I don't have a bread machine, so I dissolved the yeast and sugar in the warm water and let it sit for 5 minutes to make sure it was active. After it started bubbling I mixed in the oil and salt, then gradually added the flour in to make a dough. Once the dough was made I kneaded it by hand for 8 minutes. After kneading I let the dough sit in an oiled bowl covered with a dish towel in a warm spot (my utility room is always HOT, so I always let yeast breads rise there!) After 45 minutes, I took the dough and formed it into a rope and divided it into 8 pieces. I rolled the pieces into rounds, covered them with warm damp paper towels and let rise for another 30 minutes. When the time was up, I baked as directed (500 degrees for 5 minutes.)

I am really happy with how they turned out. They aren't as puffy as the pictures on allrecipes, but I think the texture and taste was perfect.

For the hummus, I used this basic recipe with some changes of my own, of course! I didn't have tahini (H bought sesame OIL instead of PASTE) so I had to make do with what I had.

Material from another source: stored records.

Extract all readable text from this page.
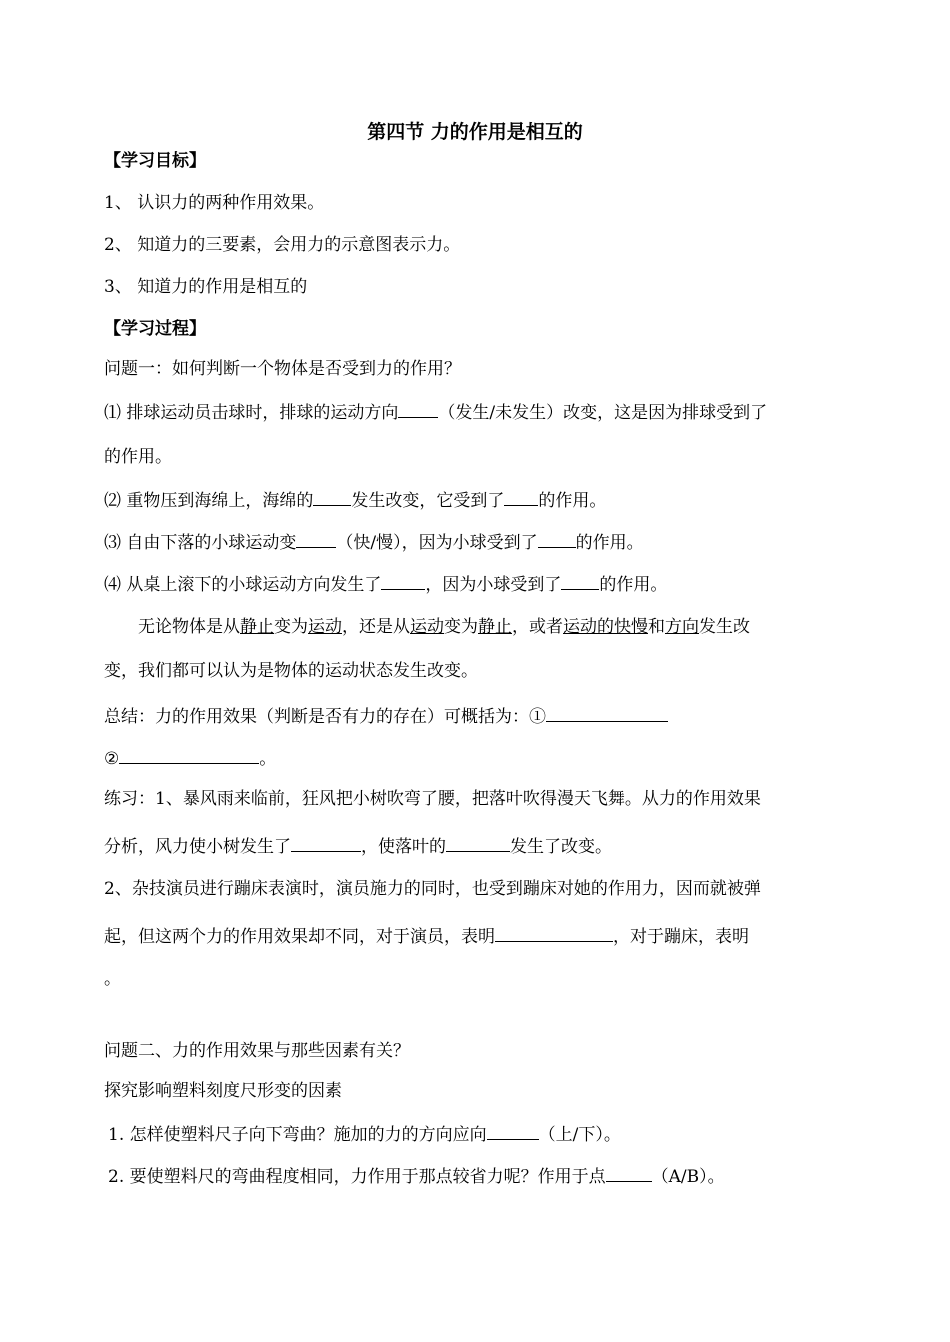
第四节 力的作用是相互的
【学习目标】
1、 认识力的两种作用效果。
2、 知道力的三要素，会用力的示意图表示力。
3、 知道力的作用是相互的
【学习过程】
问题一：如何判断一个物体是否受到力的作用？
⑴ 排球运动员击球时，排球的运动方向 （发生/未发生）改变，这是因为排球受到了
的作用。
⑵ 重物压到海绵上，海绵的 发生改变，它受到了 的作用。
⑶ 自由下落的小球运动变 （快/慢），因为小球受到了 的作用。
⑷ 从桌上滚下的小球运动方向发生了	，因为小球受到了 的作用。
无论物体是从静止变为运动，还是从运动变为静止，或者运动的快慢和方向发生改
变，我们都可以认为是物体的运动状态发生改变。
总结：力的作用效果（判断是否有力的存在）可概括为：①
②	。
练习：1、暴风雨来临前，狂风把小树吹弯了腰，把落叶吹得漫天飞舞。从力的作用效果
分析，风力使小树发生了	，使落叶的	发生了改变。
2、杂技演员进行蹦床表演时，演员施力的同时，也受到蹦床对她的作用力，因而就被弹
起，但这两个力的作用效果却不同，对于演员，表明	，对于蹦床，表明
。
问题二、力的作用效果与那些因素有关？
探究影响塑料刻度尺形变的因素
1. 怎样使塑料尺子向下弯曲？施加的力的方向应向	（上/下）。
2. 要使塑料尺的弯曲程度相同，力作用于那点较省力呢？作用于点	（A/B）。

  • 1 (15 ounce) can garbanzo beans, drained, liquid reserved
  • 1 clove garlic, crushed (I used 2 cloves...I love garlic)
  • 2 teaspoons ground cumin (I was out of cumin, so I used paprika instead)
  • 1/2 teaspoon salt
  • 1 tablespoon olive oil (I did 1/2 olive oil and 1/2 sesame oil for the nutty taste)
  • I also used the juice of one small lemon


  1. In a blender or food processor combine garbanzo beans, garlic, cumin, salt and olive oil. Blend on low speed, gradually adding reserved bean liquid, until desired consistency is achieved.
The consistency was a little more gritty/grainy than I'm used to with store-bought hummus, which I think tahini would have taken care of. The taste is absolutely fabulous, though, and it went well with the pita and some carrots straight from the field!